CM Corner
Beranda » Berita » Pemilu sebagai Ekosistem: Integrasi Kelembagaan untuk Demokrasi yang Berdaya Tahan

Pemilu sebagai Ekosistem: Integrasi Kelembagaan untuk Demokrasi yang Berdaya Tahan

Ilustrasi Gambar Artikel CM Corner
Pemilu Sebagai Ekosistem

SURAU.CO – Pemilu merupakan ekosistem politik yang kompleks, tempat berbagai lembaga dan elemen masyarakat berinteraksi dalam menjaga kedaulatan rakyat. Namun, jika satu komponen terganggu, keseimbangan seluruh sistem pun terancam.

Dalam konteks Indonesia, relasi antara KPU, Bawaslu, DKPP, pemerintah, dan masyarakat sipil kerap berjalan tidak selaras. Ibarat mesin besar yang komponennya bekerja dengan ritme berbeda. Hasilnya adalah demokrasi yang berfungsi, tetapi belum efisien dan belum sepenuhnya berdaya tahan.

Pemilu sebagai Tanggung Jawab Kolektif

Pemilu di Indonesia sering dipahami sebagai urusan KPU semata. Padahal, penyelenggaraan yang berintegritas adalah hasil orkestrasi antara berbagai lembaga. KPU memang menjadi nahkoda utama, tetapi tanpa Bawaslu yang tegas, DKPP yang berwibawa, pemerintah yang suportif, dan masyarakat sipil yang kritis, kapal demokrasi bisa oleng di tengah jalan.

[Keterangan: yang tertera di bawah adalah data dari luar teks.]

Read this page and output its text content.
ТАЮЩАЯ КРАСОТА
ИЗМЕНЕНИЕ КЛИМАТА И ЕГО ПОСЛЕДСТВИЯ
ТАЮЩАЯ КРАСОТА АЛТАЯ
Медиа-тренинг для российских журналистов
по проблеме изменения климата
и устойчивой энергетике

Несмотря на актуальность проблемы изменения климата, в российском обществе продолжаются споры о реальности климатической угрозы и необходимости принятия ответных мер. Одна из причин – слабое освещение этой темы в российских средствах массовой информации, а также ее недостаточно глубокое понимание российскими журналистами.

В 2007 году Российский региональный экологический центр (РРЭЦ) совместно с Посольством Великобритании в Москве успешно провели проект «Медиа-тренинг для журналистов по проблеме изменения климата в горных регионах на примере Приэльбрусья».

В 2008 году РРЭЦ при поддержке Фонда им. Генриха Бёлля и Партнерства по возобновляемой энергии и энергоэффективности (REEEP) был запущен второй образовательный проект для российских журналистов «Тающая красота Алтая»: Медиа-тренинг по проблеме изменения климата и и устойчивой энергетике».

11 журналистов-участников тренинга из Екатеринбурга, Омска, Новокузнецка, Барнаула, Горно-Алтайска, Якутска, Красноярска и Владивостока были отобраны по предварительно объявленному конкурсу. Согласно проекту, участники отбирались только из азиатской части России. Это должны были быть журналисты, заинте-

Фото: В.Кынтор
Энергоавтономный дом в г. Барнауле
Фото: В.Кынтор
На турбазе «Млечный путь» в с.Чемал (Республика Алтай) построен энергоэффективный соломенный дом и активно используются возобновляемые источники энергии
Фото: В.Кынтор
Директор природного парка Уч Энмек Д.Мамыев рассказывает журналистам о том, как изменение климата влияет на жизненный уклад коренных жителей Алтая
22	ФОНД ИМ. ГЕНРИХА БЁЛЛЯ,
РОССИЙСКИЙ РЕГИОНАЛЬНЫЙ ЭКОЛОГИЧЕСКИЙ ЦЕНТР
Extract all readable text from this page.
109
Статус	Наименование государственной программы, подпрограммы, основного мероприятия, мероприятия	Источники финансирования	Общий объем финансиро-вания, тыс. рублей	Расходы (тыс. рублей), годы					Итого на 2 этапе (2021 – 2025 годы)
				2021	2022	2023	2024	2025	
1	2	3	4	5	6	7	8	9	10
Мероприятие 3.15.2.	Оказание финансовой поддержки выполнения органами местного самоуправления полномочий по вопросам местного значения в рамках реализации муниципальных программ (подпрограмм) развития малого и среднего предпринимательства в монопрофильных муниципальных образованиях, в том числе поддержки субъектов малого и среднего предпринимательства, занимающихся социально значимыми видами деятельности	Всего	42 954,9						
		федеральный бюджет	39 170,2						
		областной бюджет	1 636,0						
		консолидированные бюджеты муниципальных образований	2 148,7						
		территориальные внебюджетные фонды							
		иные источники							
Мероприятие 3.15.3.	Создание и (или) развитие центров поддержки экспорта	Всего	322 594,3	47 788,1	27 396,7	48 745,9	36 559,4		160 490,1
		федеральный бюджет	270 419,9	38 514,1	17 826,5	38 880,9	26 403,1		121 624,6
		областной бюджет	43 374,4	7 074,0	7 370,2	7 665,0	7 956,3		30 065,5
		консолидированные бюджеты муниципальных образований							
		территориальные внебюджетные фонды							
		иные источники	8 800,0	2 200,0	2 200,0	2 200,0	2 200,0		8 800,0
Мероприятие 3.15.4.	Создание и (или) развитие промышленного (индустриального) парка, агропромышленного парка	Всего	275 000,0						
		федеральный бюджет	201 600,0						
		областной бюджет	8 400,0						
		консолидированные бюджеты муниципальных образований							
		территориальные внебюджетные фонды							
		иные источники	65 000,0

Evaluasi terhadap Pemilu 2019–2024 menunjukkan bahwa koordinasi antarlembaga belum terjalin optimal. KPU dinilai masih terbebani secara struktural dan operasional—dari beban kerja ekstrem petugas ad hoc hingga kontroversi Sirekap—sementara

Bawaslu menghadapi krisis legitimasi akibat lemahnya penegakan hukum elektoral. DKPP, meski berperan sebagai penjaga etik, sering kali hanya memberi sanksi simbolik tanpa efek jera yang nyata. Semua ini memperlihatkan bahwa demokrasi elektoral kita belum menjadi sistem yang benar-benar terintegrasi.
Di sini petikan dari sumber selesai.